Por todo o exposto, e o mais que o ilustrado juízo desse Venerando Tribunal suprirá, deve o presente recurso de revista ser admitido, devendo ser julgado procedente, revogando-se o acórdão recorrido, nesta parte, assim se cumprindo com o DIREITO e a JUSTIÇA!
Sendo o valor do recurso superior a € 275.000,00, requer-se que, verificando-se os pressupostos, seja o Recorrente dispensado do pagamento da taxa de justiça remanescente ao abrigo do disposto no n.º 7 do artigo 6.º do Regulamento das Custas Processuais.”


Contra-alegou a recorrida AT, concluindo do seguinte modo:

“A) O recorrente não preenche os pressupostos do nº 1 do art. 150º do CPTA, que permitem lançar mão deste tipo de recurso.
B) Efectivamente, o presente recurso tem subjacente uma decisão arbitral proferida ao abrigo do RJAT que obedece a um regime processual de recursos diferente do regime estabelecido no CPTA.
C) No RJAT, que nem sequer admite um recurso ordinário em matéria de facto, em segundo grau de jurisdição, das decisões de um Tribunal Arbitral, não está prevista a possibilidade de as partes poderem interpor recurso de revista, mas apenas, de impugnar a decisão arbitral para o Tribunal Central Administrativo, com os fundamentos previstos no art. 28º, a saber:
i) não especificação dos fundamentos de facto e de direito que justificam a decisão;
ii) oposição dos fundamentos com a decisão; iii) pronúncia indevida, ou omissão de pronúncia, iv) ou violação dos princípios do contraditório e da igualdade das partes, de recorrer da decisão arbitral, nos termos e com os fundamentos previstos no art. 25º: i) recurso para o Tribunal Constitucional na parte em que a decisão arbitral recuse a aplicação de uma norma com fundamento na sua inconstitucionalidade, ou aplique norma cuja inconstitucionalidade tenha sido suscitada no processo; ii) recurso para o Supremo Tribunal Administrativo, quando a decisão arbitral esteja em oposição com jurisprudência proferida pelo Tribunal Central Administrativo ou pelo próprio STA.
D) Deste modo, tendo o legislador, por opção, restringido as possibilidades de recurso de uma decisão arbitral, não é legítimo contornar tal regime e recorrer ao que se encontra estabelecido, em matéria de recursos, no CPTA.
E) Assim, pese embora o presente recurso venha interposto de um Acórdão do TCA Sul, o mesmo foi chamado a pronunciar-se sobre questões que têm a ver com a própria nulidade da decisão arbitral e não sobre um verdadeiro recurso em segundo grau de jurisdição.

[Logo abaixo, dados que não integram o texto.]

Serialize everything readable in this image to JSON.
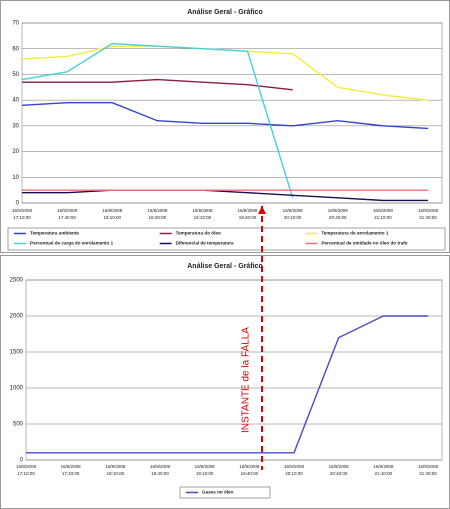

No presente caso, aliás, discutiu-se a própria competência do Tribunal Arbitral para decidir a questão que lhe foi submetida, pelo que, o que está em causa não é uma verdadeira questão de direito, mas sim, a questão de saber se o Tribunal Arbitral tinha, ou não, competência para se pronunciar e decidir o pedido de pronúncia arbitral que lhe foi submetido.
F) Logo, contrariamente ao que o recorrente invoca a decisão proferida sobre a competência do Tribunal Arbitral tem subjacente um caso muito concreto, não sendo de impor a revista para uma melhor aplicação do direito.
G) Aliás, a 2ª Sec. do CT do STA no seu Acórdão, de 07/11/18 proferido no Proc.83/15.9BALSB já deliberou que não é aplicável no âmbito do RJAT o recurso de revista.
H) Pelo que, deve-se concluir pela inverificação “in casu” dos pressupostos do art. 150º do CPTA e, consequentemente, não ser admitido o recurso.
I) Ainda que assim não se entenda, há que convir que o tribunal “ a quo” deliberou, bem, quando considerou que o Tribunal Arbitral incorreu no vício de pronúncia indevida arrogando-se competência em razão da matéria, quando entende ser competente para conhecer de um pedido de pronúncia arbitral em que é contestado um valor superior a dez milhões de euros de prejuízo fiscal que ultrapassa o limite previsto no art. 3º nº 1 da Portaria nº 112-A/2011 de 22 de Março.
J) Na verdade, a competência dos tribunais arbitrais também depende dos termos da vinculação da AT à jurisdição dos tribunais arbitrais constituídos nos termos do RJAT, cfr. art. 4º do RJAT.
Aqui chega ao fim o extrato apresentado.